Cooking Outdoors as a Language Tool

  • August 23, 2012
  • Bilingual Therapies

Using Cooking Outdoors as a Language Tool

Whether you have a grill, a fire pit, smoker, or an old fashioned trench full of charcoal, cooking is a great way to help children learn new language skills. Teaching them to identify foods, drinks, and cooking utensils is a great start. Suggest having the child help with food prep, or if they are old enough, help with cooking.

Start with the ingredients

 Suggest teaching the child the word for the foods to be prepared in their first language, then work on identifying them in their non-native dialect. Start with the color of a vegetable or fruit, then talk about its taste, texture, and use. “This pepper is spicy.” “The apples are green.” This type of discussion encourages younger children to associate colors and food, and they can learn new language skills for identifying foods they eat in their daily lives, as well as for learning to cook.

What are you sipping?

 Ask the child to identify their beverage, and those around them – in their language and non-native language. You can discuss whether the drink is hot or cold, if it is sweet or sour, “Lemonade is sour. What is the word for ‘lemon’?” Asking children to identify the taste, color, and all about their favorite drink is a great way to get them talking. “What is it you like most about strawberry milk? What color are strawberries?” Asking simple questions that can relate back to language skills is a great way to reinforce speech and new learning patterns.

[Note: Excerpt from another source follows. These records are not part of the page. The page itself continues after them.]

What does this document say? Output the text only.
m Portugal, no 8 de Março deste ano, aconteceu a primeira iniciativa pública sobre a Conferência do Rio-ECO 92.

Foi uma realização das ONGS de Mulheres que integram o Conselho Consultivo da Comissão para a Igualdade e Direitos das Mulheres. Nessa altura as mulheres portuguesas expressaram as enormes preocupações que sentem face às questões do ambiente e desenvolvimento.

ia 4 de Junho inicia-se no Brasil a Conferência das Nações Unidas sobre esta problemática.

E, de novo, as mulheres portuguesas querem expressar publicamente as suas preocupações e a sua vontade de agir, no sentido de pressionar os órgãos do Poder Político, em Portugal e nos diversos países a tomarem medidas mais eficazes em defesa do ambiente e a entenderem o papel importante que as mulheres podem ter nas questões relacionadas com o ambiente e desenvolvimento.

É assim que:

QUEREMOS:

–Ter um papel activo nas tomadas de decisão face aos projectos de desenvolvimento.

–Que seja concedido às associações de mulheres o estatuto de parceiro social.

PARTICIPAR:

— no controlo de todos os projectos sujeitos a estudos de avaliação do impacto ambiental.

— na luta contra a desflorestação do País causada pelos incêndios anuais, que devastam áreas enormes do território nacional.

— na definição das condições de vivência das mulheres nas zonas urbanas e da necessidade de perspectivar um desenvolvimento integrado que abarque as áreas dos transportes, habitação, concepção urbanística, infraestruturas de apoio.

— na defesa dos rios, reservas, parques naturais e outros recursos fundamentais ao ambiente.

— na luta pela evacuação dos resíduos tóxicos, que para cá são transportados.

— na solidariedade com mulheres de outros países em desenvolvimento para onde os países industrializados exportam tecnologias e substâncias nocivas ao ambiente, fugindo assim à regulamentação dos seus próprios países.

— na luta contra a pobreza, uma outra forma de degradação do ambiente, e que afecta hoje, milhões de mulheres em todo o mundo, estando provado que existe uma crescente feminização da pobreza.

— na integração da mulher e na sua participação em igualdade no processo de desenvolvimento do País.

What do you use to make it?

 Next, you can suggest the child identify the tools in their place setting, or used to help cook the food. “Great! That’s a fork. Can you tell me where a spoon is? What’s your favorite thing to eat with a spoon?” Helping with food prep will also get children talking. Discussing the names and colors of the fruits, vegetables, and other foods you cook are a great way to recall language skills that may have been forgotten since the end of the school year. Whisking, breaking eggs, and any number of things can all be used to help kids communicate in and out of the kitchen. Suggest getting into cooking as a family as a way to get children curious about the world around them.

Overall, cooking outdoors, or even indoors, is beneficial for speech-language learning. Food provides many opportunities for growth in therapy areas both inside the office and when the child is at home. Have you ever organized a picnic or other food-related activity for the kids in your practice, or have you been able to encourage parents to uses similar opportunities at home?